Federal Reserve Set to Release More Funds

The economic situation in the United States has recently taken another slide. The big picture says that the economy is doing well compared to the past three years; many economists and financial analysts predicted substantial growth early in the year, which proved to be the case. Since then, though, the hiring rate has slowed and employment prospects have been on a dive. Consumer spending also slowed down, which greatly affects economic growth in the US, as 70 percent of the US market is fueled by consumers.

In response to the current woes troubling the economy, the US Federal Reserve plans to extend its $400-billion contribution to help the economy by adding a further $267 billion to the program. The said government agency will launch a campaign to sell short-term bonds and then use the proceeds to secure bonds with longer durations. This approach, the Federal Reserve reports, will help lower the long term interest rates and hopefully attract more people to apply for loans.

The $400-billion economic assistance launched by the Federal Reserve, dubbed as “Operation Twist”, was set to expire at the end of this month. Operation Twist began in September last year. This move by the Federal Reserve was conceived last year to help alleviate the financial pressures of the economic conditions at that time. The program got its name from the popular dance hit back in the 1960s called “The Twist”.
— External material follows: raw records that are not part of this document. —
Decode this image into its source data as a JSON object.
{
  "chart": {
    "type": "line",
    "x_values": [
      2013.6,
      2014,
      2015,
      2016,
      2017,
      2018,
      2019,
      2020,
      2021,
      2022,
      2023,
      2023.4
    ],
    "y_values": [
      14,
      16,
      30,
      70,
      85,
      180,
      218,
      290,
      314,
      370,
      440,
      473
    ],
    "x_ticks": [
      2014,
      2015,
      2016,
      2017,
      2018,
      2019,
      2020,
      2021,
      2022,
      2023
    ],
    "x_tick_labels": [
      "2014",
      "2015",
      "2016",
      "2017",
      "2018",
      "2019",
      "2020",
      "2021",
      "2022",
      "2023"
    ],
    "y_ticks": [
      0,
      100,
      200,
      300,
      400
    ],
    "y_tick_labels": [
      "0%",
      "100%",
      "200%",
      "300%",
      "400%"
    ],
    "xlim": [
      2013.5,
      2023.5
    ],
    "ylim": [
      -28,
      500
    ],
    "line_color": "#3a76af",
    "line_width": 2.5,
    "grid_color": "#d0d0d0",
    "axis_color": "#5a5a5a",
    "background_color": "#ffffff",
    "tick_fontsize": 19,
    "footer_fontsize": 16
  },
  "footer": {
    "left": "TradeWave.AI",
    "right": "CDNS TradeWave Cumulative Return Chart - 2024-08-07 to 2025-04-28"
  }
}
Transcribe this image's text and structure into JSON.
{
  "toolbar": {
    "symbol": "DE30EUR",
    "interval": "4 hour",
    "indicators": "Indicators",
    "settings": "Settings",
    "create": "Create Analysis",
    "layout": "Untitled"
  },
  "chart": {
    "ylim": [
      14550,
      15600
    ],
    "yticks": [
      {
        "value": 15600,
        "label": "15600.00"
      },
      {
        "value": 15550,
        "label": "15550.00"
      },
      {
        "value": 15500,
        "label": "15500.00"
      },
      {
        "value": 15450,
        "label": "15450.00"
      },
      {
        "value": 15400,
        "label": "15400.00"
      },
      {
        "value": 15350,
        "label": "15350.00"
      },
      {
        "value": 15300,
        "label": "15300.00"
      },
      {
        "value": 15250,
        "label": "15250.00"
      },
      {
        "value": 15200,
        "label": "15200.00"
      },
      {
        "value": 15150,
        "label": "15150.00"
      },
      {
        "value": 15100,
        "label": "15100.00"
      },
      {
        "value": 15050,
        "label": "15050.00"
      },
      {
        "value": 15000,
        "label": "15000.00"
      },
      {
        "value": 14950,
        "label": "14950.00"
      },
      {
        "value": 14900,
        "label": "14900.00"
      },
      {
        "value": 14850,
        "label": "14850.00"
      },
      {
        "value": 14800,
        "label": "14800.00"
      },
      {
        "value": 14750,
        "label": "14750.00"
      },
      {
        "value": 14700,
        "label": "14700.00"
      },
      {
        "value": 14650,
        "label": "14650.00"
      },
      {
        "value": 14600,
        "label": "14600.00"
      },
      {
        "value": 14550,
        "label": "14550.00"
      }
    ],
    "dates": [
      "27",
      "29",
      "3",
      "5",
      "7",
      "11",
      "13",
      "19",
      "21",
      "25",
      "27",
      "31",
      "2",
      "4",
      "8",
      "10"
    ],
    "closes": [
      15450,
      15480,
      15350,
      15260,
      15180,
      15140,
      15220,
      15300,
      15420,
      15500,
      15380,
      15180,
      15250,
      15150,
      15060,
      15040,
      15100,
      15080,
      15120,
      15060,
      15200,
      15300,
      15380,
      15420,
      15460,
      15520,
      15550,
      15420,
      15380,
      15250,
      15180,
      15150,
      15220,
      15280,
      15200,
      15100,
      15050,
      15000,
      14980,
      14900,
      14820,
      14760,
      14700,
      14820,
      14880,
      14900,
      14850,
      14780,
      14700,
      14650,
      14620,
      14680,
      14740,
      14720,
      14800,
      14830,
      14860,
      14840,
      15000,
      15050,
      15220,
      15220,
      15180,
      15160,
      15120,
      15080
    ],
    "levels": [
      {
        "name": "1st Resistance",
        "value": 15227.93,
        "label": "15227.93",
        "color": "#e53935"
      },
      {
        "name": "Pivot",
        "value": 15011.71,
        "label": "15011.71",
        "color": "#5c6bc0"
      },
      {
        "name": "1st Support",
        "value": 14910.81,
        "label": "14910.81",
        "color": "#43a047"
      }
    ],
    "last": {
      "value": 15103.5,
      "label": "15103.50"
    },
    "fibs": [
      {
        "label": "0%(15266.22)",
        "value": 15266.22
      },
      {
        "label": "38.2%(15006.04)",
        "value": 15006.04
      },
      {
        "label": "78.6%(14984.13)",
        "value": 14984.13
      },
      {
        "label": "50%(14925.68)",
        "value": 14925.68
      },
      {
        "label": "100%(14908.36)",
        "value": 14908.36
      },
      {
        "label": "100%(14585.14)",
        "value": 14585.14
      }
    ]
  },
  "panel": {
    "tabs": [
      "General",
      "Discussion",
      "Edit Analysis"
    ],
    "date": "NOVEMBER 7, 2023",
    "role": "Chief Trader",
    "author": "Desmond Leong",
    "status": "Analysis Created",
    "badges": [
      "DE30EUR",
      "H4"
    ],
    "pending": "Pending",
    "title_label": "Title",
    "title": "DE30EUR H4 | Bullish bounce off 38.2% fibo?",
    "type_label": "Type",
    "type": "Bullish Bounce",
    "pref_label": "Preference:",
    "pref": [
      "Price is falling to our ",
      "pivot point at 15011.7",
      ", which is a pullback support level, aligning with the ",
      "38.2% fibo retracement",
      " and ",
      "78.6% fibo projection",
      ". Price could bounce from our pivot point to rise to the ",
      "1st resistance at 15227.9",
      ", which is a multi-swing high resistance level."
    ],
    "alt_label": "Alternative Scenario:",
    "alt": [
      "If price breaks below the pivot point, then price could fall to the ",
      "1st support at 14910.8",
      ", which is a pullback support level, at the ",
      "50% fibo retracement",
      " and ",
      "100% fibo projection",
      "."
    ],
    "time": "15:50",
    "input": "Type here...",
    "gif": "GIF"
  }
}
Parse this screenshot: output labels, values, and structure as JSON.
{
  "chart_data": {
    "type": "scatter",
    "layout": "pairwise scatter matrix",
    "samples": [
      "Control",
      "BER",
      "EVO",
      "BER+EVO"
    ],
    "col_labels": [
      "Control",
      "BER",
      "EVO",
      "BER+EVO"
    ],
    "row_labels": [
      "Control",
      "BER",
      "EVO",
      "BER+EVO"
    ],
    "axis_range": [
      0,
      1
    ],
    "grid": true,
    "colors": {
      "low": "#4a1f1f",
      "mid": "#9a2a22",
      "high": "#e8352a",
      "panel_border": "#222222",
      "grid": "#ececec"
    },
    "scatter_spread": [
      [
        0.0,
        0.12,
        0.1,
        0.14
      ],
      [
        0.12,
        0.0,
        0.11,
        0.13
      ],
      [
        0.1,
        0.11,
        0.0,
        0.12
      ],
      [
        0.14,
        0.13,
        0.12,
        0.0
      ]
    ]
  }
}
Operation Twist involves selling the government’s share in treasury bonds that are scheduled to mature in not more than three years. The profits from the sale are then channeled to acquire long-term bonds that are set to mature within six to 30 years. Since long term plans have lower interest rates, this move will encourage investors to focus their money on stocks instead of treasury bonds. The desired effect is that investors will be enticed to delve into new mortgage-backed securities, which will allow the Federal Reserve to support the housing market.

Economists and financial analysts say that while it is impossible to determine whether Operation Twist has worked or not, the numbers point out that rates on mortgages and other consumer and business loans almost broke record lows. Still, extending Operation Twist by supplying the program with additional funds may lead to more borrowing by consumers.

The Federal Reserve now predicts that the economic growth this year will be at 2.4 percent, starkly different from its April forecast of 2.9 percent. The unemployment rate is also a major concern. Last April, economists and analysts believed that the jobless trend would go down to as low as 7.8 percent. Currently, the unemployment rate is at 8.2 percent.

The Federal Reserve stated that the agency will do everything in its capacity to help boost economic activity.